I have try to add backend.parameter = list(hadoop=list(files=/opt/intel/composer_xe_2013_sp1/compiler/lib/intel64/libiomp5.so, files=/usr/lib/jvm/java-8-oracle/jre/lib/amd64/server/libjvm.so)) to mapreduce function, but it comes another error. I spectacular that it is caused by hadoop streaming does not accept 2 and more -files.

Therefore, I modify the original file, R/streaming.R, in the package before building. I modify the files parameter in final.command with R files = paste(collapse = ",", c(image.files, map.file, reduce.file, combine.file, "/opt/intel/composer_xe_2013_sp1/compiler/lib/intel64/libiomp5.so", "/usr/lib/jvm/java-8-oracle/jre/lib/amd64/server/libjvm.so"))

Then it fix the error pipeMapRed.waitOutputThreads(): subprocess failed with code 127. I wonder is it possible to add a new parameter in rmr2 to modify the input files. Or is there another solution to solve this problem by editing the environment of hadoop.

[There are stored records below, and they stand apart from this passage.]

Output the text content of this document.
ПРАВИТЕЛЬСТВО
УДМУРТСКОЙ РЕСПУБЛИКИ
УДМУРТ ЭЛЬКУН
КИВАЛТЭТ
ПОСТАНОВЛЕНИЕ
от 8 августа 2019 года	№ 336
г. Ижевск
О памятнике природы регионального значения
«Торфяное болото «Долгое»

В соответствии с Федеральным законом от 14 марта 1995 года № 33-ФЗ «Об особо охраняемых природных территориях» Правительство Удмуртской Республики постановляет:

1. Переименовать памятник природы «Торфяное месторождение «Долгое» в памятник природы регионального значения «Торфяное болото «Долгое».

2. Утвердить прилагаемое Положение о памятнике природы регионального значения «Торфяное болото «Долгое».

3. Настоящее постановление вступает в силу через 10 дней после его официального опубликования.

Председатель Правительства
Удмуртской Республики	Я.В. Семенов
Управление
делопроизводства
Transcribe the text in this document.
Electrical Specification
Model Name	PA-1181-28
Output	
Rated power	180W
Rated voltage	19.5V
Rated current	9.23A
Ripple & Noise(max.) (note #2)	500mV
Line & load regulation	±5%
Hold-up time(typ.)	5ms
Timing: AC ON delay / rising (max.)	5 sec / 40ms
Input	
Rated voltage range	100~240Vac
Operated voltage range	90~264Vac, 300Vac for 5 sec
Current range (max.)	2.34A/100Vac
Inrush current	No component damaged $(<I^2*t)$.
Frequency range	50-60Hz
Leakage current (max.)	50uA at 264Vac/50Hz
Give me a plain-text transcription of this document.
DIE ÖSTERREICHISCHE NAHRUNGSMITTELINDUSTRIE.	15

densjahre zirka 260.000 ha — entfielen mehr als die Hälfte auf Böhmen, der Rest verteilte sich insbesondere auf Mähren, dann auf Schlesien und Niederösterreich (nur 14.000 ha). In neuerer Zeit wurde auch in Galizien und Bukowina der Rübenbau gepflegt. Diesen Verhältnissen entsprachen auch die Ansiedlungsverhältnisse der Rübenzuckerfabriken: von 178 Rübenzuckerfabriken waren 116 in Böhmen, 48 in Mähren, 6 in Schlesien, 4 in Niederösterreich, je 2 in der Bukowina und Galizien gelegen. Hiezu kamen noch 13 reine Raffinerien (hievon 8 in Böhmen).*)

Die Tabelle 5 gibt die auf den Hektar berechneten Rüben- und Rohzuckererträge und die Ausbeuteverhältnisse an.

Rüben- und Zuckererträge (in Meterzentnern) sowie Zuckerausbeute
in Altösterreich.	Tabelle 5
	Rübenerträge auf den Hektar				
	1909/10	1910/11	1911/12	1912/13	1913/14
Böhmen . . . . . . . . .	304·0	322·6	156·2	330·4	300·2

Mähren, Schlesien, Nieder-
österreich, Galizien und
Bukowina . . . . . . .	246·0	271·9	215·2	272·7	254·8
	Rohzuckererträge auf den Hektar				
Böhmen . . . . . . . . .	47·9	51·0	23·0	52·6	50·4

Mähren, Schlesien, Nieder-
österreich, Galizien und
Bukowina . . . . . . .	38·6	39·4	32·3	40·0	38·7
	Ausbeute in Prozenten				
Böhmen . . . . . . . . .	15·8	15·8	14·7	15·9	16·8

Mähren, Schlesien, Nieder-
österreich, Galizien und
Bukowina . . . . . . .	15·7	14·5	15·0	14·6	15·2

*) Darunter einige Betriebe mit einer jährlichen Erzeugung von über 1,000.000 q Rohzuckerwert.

piccolbo commented 9 years ago

There are some limitations related to the specific order of options that may be a problem here. In short backend.parameters is safe for generic options such as -D, which is the one used most often. -files is not generic so it needs to be in a certain order wrt generic ones and there's only so much rmr2 can do to order them right without embedding the full knowledge of what is generic plus a complete refactor of how the cmd line is put together right now (one would have to delay conversion to a string until the cmd line is fully specified). It's quite a bit of development and added, permanent complexity for a very specialized use case. The other thing is that -files is already used and It does accept a list of files, which suggests that specifying it twice may not be acceptable, but I am not 100% sure. If that's the case, allowing the user to specify additional -files arguments would require an even deeper refactor.